Appendix A: Judith Butler Video Transcription

What does it mean that gender is performative?

Judith Butler: It’s one thing to say that gender is performed, and that’s a little different from saying that gender is performative. When we say gender is performed, we usually mean that we’ve taken on a role. We’re acting in some way, and that our acting, or our roleplaying, is crucial to the gender that we are and the gender that we present to the world. To say gender is performative is a little different, because for something to be performative that means that it produces a series of affects. We act and walk and speak and talk in ways that consolidate an impression of being a man or being a woman.

Butler: You know, I was walking down the street in Berkley when I’d just arrived several years ago, and a young woman who was, I think, in high school, leaned out of her window and she yelled “Are you a lesbian?” And, and she was looking to harass me, and maybe she was just freaked out or she thought I looked like I probably was one and she wanted to know. But instead I just turned around and I said “Yes, I am.” And that really shocked her.

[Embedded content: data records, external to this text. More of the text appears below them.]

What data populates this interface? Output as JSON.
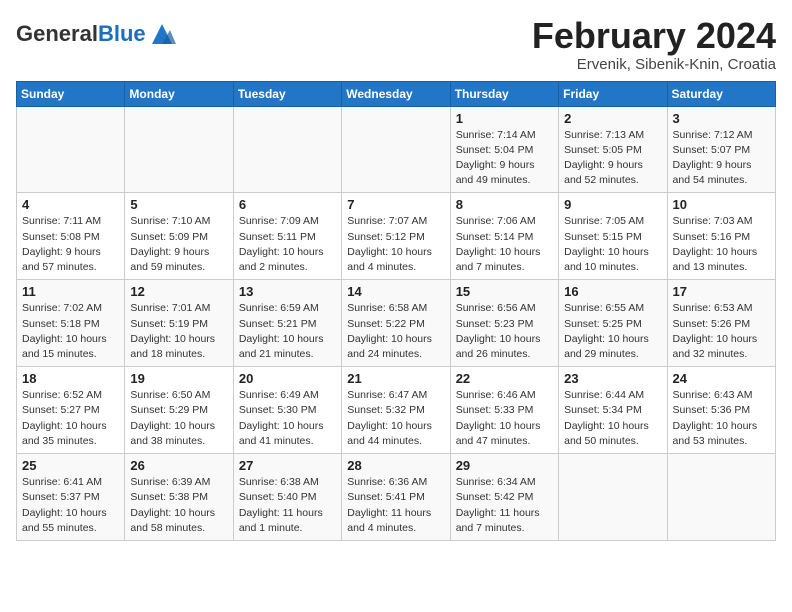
{
  "header": {
    "logo_general": "General",
    "logo_blue": "Blue",
    "month_title": "February 2024",
    "location": "Ervenik, Sibenik-Knin, Croatia"
  },
  "weekdays": [
    "Sunday",
    "Monday",
    "Tuesday",
    "Wednesday",
    "Thursday",
    "Friday",
    "Saturday"
  ],
  "weeks": [
    [
      {
        "day": "",
        "detail": ""
      },
      {
        "day": "",
        "detail": ""
      },
      {
        "day": "",
        "detail": ""
      },
      {
        "day": "",
        "detail": ""
      },
      {
        "day": "1",
        "detail": "Sunrise: 7:14 AM\nSunset: 5:04 PM\nDaylight: 9 hours\nand 49 minutes."
      },
      {
        "day": "2",
        "detail": "Sunrise: 7:13 AM\nSunset: 5:05 PM\nDaylight: 9 hours\nand 52 minutes."
      },
      {
        "day": "3",
        "detail": "Sunrise: 7:12 AM\nSunset: 5:07 PM\nDaylight: 9 hours\nand 54 minutes."
      }
    ],
    [
      {
        "day": "4",
        "detail": "Sunrise: 7:11 AM\nSunset: 5:08 PM\nDaylight: 9 hours\nand 57 minutes."
      },
      {
        "day": "5",
        "detail": "Sunrise: 7:10 AM\nSunset: 5:09 PM\nDaylight: 9 hours\nand 59 minutes."
      },
      {
        "day": "6",
        "detail": "Sunrise: 7:09 AM\nSunset: 5:11 PM\nDaylight: 10 hours\nand 2 minutes."
      },
      {
        "day": "7",
        "detail": "Sunrise: 7:07 AM\nSunset: 5:12 PM\nDaylight: 10 hours\nand 4 minutes."
      },
      {
        "day": "8",
        "detail": "Sunrise: 7:06 AM\nSunset: 5:14 PM\nDaylight: 10 hours\nand 7 minutes."
      },
      {
        "day": "9",
        "detail": "Sunrise: 7:05 AM\nSunset: 5:15 PM\nDaylight: 10 hours\nand 10 minutes."
      },
      {
        "day": "10",
        "detail": "Sunrise: 7:03 AM\nSunset: 5:16 PM\nDaylight: 10 hours\nand 13 minutes."
      }
    ],
    [
      {
        "day": "11",
        "detail": "Sunrise: 7:02 AM\nSunset: 5:18 PM\nDaylight: 10 hours\nand 15 minutes."
      },
      {
        "day": "12",
        "detail": "Sunrise: 7:01 AM\nSunset: 5:19 PM\nDaylight: 10 hours\nand 18 minutes."
      },
      {
        "day": "13",
        "detail": "Sunrise: 6:59 AM\nSunset: 5:21 PM\nDaylight: 10 hours\nand 21 minutes."
      },
      {
        "day": "14",
        "detail": "Sunrise: 6:58 AM\nSunset: 5:22 PM\nDaylight: 10 hours\nand 24 minutes."
      },
      {
        "day": "15",
        "detail": "Sunrise: 6:56 AM\nSunset: 5:23 PM\nDaylight: 10 hours\nand 26 minutes."
      },
      {
        "day": "16",
        "detail": "Sunrise: 6:55 AM\nSunset: 5:25 PM\nDaylight: 10 hours\nand 29 minutes."
      },
      {
        "day": "17",
        "detail": "Sunrise: 6:53 AM\nSunset: 5:26 PM\nDaylight: 10 hours\nand 32 minutes."
      }
    ],
    [
      {
        "day": "18",
        "detail": "Sunrise: 6:52 AM\nSunset: 5:27 PM\nDaylight: 10 hours\nand 35 minutes."
      },
      {
        "day": "19",
        "detail": "Sunrise: 6:50 AM\nSunset: 5:29 PM\nDaylight: 10 hours\nand 38 minutes."
      },
      {
        "day": "20",
        "detail": "Sunrise: 6:49 AM\nSunset: 5:30 PM\nDaylight: 10 hours\nand 41 minutes."
      },
      {
        "day": "21",
        "detail": "Sunrise: 6:47 AM\nSunset: 5:32 PM\nDaylight: 10 hours\nand 44 minutes."
      },
      {
        "day": "22",
        "detail": "Sunrise: 6:46 AM\nSunset: 5:33 PM\nDaylight: 10 hours\nand 47 minutes."
      },
      {
        "day": "23",
        "detail": "Sunrise: 6:44 AM\nSunset: 5:34 PM\nDaylight: 10 hours\nand 50 minutes."
      },
      {
        "day": "24",
        "detail": "Sunrise: 6:43 AM\nSunset: 5:36 PM\nDaylight: 10 hours\nand 53 minutes."
      }
    ],
    [
      {
        "day": "25",
        "detail": "Sunrise: 6:41 AM\nSunset: 5:37 PM\nDaylight: 10 hours\nand 55 minutes."
      },
      {
        "day": "26",
        "detail": "Sunrise: 6:39 AM\nSunset: 5:38 PM\nDaylight: 10 hours\nand 58 minutes."
      },
      {
        "day": "27",
        "detail": "Sunrise: 6:38 AM\nSunset: 5:40 PM\nDaylight: 11 hours\nand 1 minute."
      },
      {
        "day": "28",
        "detail": "Sunrise: 6:36 AM\nSunset: 5:41 PM\nDaylight: 11 hours\nand 4 minutes."
      },
      {
        "day": "29",
        "detail": "Sunrise: 6:34 AM\nSunset: 5:42 PM\nDaylight: 11 hours\nand 7 minutes."
      },
      {
        "day": "",
        "detail": ""
      },
      {
        "day": "",
        "detail": ""
      }
    ]
  ]
}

Butler: We act as if that being of a man or that being of a woman is actually an internal reality, or something that’s simply true about us, a fact about us. Actually, it’s a phenomenon that’s being produced all the time and reproduced all the time. So to say gender is performative is to say that nobody really is a gender from the start. I know it’s controversial, but that’s my claim.

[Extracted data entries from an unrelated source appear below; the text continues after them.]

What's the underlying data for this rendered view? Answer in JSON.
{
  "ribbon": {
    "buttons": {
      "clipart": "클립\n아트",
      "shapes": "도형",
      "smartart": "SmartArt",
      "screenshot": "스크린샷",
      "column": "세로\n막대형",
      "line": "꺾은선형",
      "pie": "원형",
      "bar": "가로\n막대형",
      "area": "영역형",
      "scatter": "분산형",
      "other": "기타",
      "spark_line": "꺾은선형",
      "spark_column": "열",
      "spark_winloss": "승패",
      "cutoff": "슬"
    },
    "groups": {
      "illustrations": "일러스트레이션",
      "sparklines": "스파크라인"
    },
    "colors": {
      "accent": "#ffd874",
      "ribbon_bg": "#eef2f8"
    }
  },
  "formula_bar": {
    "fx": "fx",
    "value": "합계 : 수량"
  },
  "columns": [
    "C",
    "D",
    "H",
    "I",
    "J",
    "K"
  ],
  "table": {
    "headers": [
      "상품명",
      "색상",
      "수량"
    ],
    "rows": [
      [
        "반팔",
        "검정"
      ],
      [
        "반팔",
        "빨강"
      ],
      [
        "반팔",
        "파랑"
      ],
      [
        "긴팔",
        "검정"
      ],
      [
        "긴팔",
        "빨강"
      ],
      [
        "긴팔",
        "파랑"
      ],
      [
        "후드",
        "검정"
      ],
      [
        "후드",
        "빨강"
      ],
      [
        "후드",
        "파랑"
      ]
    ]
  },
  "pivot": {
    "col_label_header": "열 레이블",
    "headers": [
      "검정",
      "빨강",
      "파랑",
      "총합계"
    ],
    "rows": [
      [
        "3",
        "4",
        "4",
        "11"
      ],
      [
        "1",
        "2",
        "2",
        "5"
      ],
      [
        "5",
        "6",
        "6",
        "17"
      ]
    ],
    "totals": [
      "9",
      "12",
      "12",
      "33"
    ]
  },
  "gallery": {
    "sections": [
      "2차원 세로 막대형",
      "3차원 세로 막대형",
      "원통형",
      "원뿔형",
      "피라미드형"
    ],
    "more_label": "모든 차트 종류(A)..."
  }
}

How should this notion of gender performativity change the way we look at gender?

Butler: Think about how difficult it is for sissy boys, or how difficult it is for tomboys to function socially without being bullied or without being teased or without sometimes suffering threats of violence, or without their parents intervening to say “Maybe you need a psychiatrist” or “Why can’t you be normal.” So, you know there are institutional powers, like psychiatric normalization, and there are informal kinds of practices like bullying which try to keep us in our gendered place.

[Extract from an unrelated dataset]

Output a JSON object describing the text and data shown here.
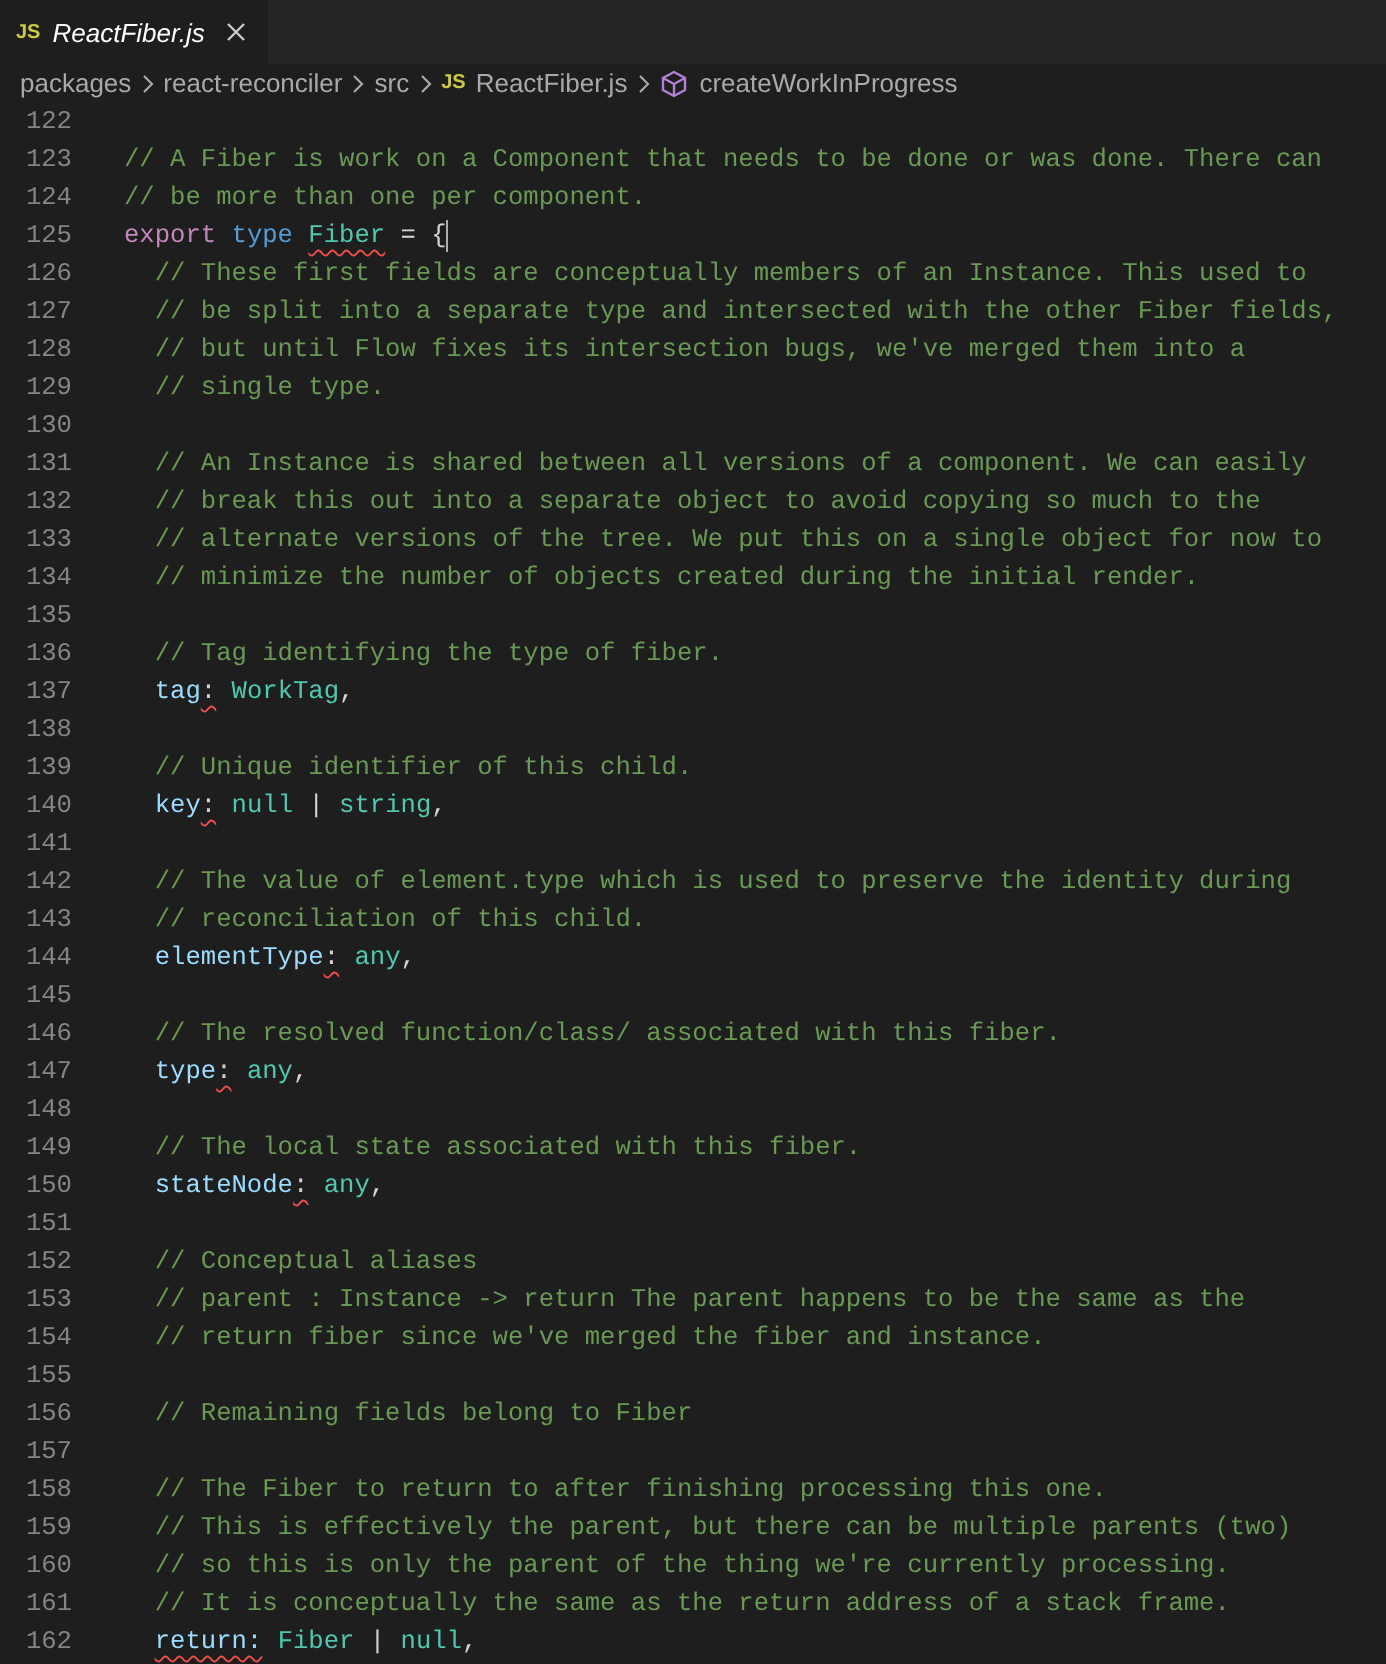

Butler: There’s a real question for me about how such gender norms get established and policed, and what the best way is to disrupt them and to overcome the police function. It’s my view that gender is culturally formed, but it’s also a domain of agency or freedom. It’s most important to resist the violence that is imposed by ideal gender norms, especially against those who are gender-different, who are non-conforming in their gender presentation.